The nation’s unemployment rate fell in December to a healthy 3.9 percent — a pandemic low — despite employers adding only 199,000 jobs, indicating that employers are struggling to fill positions with many Americans hesitant to return to work.
The drop in the unemployment rate, from 4.2 percent in November to 4.2 percent in December, indicated that many more people found work last month. Indeed, despite a slight increase in hiring reported by businesses, 651,000 more workers reported being employed in December compared to November.
Nonetheless, the Labor Department data released on Friday reflected the state of the job market in early December, before the surge in COVID-19 infections began to disrupt the economy jobs. Economists have warned that omicron cases, which have forced millions of newly infected workers to stay home and quarantine, may cause job growth to slow in January and possibly February. The economy is still about 3.6 million jobs short of where it was before the pandemic.
For the time being, steady hiring is being driven by strong consumer demand, which has remained resilient in the face of chronic supply shortages. Consumer spending and business equipment purchases are expected to propel the economy to a robust annual growth rate of around 7% in the final three months of 2021. According to the Conference Board, Americans’ confidence in the economy increased slightly in December, implying that spending was probably healthy for much of last month.
Wages rose sharply in December, with average hourly pay increasing by 4.7 percent over the previous year. That pay raise indicates that businesses are vying hard to fill open positions. A record-high wave of resignations, as many workers seek better jobs, is fueling wage increases.
Low unemployment and rapid wage growth, on the other hand, may drive up inflation as businesses raise prices to cover rising labor costs. Price increases have already reached a four-decade high, prompting the Federal Reserve to abruptly shift from keeping interest rates low to support hiring to raising interest rates to combat inflation. Most economists expect the Fed to raise its benchmark short-term rate, which is now near zero, in March and two or three more times this year.
“Companies are paying up for workers for example amazon remote jobs,” said Neil Dutta, an economist at Renaissance Macro Research. “This is consistent with inflation well above 2%, which keeps the pressure on the Fed to raise interest rates.”
Patrick Freeman, a custodian at a furniture factory in Hickory, North Carolina, is one of those benefiting from the fierce competition for workers. After working as a temp for two years, Freeman, 57, was given a permanent position in late November. Freeman received the good news at a time when many of his coworkers have moved on, leaving the company understaffed.
Freeman’s pay increased from $12 to $16 per hour after he was hired on full-time. He will also receive health, dental, and vision benefits after a 60-day probation period. In addition, he qualifies for the company’s employee stock ownership program.
Becky Frankiewicz, president of staffing giant ManpowerGroup North America, stated that many of Manpower’s clients are transitioning employees from temporary to permanent status because, with workers scarce, they want to “lock people up.”

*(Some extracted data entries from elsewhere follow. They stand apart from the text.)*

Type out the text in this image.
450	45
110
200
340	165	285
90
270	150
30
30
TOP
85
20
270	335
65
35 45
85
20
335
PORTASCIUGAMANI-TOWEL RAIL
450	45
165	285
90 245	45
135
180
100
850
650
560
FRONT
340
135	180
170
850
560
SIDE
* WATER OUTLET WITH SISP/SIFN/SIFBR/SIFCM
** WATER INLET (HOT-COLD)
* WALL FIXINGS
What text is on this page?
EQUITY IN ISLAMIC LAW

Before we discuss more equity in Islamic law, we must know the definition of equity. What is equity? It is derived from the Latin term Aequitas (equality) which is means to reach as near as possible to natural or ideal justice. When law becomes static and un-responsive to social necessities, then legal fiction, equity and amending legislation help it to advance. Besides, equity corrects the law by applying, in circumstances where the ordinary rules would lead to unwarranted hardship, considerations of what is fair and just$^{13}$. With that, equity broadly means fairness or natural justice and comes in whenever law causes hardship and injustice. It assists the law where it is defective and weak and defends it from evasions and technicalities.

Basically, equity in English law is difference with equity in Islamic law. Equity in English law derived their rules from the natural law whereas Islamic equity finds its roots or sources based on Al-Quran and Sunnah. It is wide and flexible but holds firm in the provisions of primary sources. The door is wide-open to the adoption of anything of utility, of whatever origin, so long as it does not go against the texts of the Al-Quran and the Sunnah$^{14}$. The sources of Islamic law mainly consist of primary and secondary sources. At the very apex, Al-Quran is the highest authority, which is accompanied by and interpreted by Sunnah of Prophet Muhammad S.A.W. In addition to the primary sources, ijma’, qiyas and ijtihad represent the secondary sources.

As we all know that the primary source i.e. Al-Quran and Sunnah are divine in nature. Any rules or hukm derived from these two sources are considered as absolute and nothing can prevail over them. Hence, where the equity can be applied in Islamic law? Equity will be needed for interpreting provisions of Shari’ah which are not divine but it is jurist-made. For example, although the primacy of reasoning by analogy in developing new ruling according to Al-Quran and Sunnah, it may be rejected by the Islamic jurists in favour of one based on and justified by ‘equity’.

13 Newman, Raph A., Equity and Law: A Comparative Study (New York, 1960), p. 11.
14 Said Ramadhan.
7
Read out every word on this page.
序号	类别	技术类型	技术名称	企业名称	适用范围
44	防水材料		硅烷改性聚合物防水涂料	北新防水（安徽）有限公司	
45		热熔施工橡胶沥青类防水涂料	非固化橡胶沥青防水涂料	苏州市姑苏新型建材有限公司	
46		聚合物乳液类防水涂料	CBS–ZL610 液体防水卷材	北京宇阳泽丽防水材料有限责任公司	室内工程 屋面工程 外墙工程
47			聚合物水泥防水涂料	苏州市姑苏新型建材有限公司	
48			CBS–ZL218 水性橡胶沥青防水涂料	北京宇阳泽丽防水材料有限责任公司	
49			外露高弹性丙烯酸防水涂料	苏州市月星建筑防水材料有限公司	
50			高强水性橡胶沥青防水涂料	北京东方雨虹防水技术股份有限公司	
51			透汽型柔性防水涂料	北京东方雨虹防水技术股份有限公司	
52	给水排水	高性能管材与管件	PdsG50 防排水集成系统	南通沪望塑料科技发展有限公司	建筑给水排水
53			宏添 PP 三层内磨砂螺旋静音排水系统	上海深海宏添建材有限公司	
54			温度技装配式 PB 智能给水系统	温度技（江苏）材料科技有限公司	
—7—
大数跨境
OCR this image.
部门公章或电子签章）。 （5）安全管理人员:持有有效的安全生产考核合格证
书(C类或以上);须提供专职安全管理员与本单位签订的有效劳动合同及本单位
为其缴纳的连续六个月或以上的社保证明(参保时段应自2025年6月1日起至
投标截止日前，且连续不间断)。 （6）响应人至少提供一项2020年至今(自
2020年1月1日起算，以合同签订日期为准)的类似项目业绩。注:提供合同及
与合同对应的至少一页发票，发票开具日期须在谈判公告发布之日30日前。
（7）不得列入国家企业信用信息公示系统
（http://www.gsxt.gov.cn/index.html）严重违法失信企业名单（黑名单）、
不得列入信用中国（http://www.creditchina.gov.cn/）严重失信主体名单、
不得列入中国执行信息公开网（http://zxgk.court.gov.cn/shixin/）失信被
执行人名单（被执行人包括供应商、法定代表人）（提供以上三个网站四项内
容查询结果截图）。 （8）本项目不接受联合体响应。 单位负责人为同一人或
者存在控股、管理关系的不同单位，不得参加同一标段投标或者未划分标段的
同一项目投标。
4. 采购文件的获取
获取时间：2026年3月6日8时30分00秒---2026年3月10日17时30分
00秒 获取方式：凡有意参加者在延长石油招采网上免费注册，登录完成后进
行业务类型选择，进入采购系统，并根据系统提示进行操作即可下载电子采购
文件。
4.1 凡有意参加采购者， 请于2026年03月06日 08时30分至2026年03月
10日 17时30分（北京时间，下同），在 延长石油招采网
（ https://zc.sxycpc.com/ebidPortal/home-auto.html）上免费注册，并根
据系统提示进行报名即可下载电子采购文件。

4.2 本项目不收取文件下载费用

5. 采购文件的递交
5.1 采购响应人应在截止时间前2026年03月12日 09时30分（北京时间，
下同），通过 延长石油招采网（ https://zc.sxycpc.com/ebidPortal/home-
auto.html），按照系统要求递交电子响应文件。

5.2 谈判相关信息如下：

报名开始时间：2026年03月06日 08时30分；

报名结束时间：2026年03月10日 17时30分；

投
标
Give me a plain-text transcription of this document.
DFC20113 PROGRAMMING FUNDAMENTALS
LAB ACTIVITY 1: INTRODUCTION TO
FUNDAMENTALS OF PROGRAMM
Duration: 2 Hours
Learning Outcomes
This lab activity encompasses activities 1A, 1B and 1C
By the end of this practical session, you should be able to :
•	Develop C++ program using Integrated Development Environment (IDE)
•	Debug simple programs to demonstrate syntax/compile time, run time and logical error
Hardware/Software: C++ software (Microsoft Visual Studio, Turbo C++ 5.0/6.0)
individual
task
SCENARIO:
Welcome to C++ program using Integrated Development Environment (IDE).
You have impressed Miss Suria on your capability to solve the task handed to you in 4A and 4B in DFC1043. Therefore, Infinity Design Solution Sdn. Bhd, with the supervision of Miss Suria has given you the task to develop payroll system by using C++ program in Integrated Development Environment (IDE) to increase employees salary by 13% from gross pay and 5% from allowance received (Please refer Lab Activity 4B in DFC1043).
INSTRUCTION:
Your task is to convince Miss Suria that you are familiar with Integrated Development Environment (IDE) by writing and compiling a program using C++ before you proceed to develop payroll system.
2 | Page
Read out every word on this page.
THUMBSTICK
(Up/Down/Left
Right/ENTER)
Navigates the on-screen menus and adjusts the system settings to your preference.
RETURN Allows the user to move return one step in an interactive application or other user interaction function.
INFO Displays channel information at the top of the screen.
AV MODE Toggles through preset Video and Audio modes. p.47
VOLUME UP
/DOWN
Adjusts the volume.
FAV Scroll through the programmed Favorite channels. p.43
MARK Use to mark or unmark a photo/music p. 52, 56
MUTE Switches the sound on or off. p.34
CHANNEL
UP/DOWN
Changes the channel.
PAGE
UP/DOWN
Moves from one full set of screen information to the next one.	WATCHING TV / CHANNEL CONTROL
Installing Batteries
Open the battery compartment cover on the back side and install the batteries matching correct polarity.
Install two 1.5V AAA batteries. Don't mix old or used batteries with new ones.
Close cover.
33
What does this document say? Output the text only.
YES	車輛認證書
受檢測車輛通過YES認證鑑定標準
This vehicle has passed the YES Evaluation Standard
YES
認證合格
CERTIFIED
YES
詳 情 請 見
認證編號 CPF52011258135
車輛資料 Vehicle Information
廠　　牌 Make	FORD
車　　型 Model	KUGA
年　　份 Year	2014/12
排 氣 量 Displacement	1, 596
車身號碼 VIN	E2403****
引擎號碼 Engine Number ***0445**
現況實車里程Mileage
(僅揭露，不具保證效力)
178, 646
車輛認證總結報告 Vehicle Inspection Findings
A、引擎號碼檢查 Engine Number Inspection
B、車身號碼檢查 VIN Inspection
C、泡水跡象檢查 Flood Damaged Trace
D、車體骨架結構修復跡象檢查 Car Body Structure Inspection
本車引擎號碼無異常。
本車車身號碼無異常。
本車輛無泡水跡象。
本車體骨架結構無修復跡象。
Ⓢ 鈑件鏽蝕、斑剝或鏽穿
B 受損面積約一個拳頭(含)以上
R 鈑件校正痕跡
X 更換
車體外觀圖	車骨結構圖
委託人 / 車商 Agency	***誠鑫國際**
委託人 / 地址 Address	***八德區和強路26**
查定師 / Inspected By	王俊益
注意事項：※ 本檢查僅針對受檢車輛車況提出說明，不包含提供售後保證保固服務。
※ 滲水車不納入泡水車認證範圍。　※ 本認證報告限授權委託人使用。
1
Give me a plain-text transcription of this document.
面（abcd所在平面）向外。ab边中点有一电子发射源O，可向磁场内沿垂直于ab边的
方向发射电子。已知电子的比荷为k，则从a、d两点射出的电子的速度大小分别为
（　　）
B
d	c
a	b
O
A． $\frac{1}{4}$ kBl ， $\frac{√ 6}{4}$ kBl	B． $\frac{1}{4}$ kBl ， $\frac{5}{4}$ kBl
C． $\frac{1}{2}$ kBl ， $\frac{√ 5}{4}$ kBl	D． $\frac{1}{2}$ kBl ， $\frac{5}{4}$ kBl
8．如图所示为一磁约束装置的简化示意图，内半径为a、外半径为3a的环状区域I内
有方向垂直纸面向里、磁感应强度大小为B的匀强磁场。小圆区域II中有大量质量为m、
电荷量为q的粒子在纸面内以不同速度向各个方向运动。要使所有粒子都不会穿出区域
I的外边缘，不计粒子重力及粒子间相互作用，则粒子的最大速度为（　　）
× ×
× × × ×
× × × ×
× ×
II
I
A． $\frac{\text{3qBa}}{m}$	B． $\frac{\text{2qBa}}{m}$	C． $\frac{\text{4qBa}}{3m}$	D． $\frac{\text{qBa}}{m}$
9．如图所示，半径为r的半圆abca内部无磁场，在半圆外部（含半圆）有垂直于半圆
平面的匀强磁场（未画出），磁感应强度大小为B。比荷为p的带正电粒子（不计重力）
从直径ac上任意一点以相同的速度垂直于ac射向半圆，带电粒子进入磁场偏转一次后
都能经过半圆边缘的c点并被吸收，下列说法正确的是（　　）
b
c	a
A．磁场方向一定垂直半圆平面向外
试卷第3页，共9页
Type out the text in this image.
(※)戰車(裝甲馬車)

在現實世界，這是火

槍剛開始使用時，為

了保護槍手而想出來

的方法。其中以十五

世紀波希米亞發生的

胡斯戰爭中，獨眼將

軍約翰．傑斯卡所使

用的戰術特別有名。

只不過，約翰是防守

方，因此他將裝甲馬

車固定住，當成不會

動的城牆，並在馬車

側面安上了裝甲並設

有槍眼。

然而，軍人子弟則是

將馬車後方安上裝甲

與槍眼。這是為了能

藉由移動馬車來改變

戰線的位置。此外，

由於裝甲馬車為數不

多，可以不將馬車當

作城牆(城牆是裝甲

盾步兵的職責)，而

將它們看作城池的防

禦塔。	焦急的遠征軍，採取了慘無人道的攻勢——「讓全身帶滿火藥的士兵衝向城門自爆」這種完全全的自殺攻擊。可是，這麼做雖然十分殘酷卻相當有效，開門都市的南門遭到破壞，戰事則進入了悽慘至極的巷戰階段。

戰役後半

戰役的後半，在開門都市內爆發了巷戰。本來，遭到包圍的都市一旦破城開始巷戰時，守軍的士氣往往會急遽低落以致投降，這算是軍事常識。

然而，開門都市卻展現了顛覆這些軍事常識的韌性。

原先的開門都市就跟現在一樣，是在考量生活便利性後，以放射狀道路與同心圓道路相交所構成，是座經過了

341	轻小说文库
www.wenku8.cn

According to Frankiewicz, absenteeism is three times higher than it was in 2021 due to omicron. Despite this, she claims that “no slowdown in demand” for workers has occurred. However, job growth will likely suffer this month as a result of the omicron variant, which has sickened millions of Americans, forced airlines to cancel thousands of flights, reduced traffic at restaurants and bars, and caused some major school systems to close, potentially keeping some parents at home with children and unable to work.
This could make it even more difficult for businesses to remain fully staffed, as well as slow the economy. According to Michael Pearce, an economist at Capital Economics, millions of workers will most likely be quarantined at home next week. Those who are not paid — roughly one-fifth of the U.S. workforce does not have sick leave — will not have their jobs counted by the government. This would reduce the January employment gain reported by businesses.
Even with December’s modest gain, 2021 was one of the best years for American workers in decades, though it came after 2020, the worst year for the job market since records began in 1939 as a result of the pandemic recession. Companies advertised a record number of open positions last year and offered significantly higher pay to attract and retain employees.
Following the pandemic, the government’s survey of company payrolls has become more volatile, with one month’s data frequently followed by a sharply different trend a month or two later. For example, November’s job gain of 210,000 was revised up to 249,000 on Friday, and October’s gain, originally reported at 531,000, was revised up to a solid 648,000.
The December report also reflects a discrepancy in two monthly surveys conducted by the government. A household survey is used to calculate the unemployment rate. This month’s survey found that 651,000 more people reported being employed. A separate survey of employers, known as the payroll survey, revealed that only 199,000 new jobs were created. Though the results of the two surveys typically match up over the long run, they can differ sharply in any one month.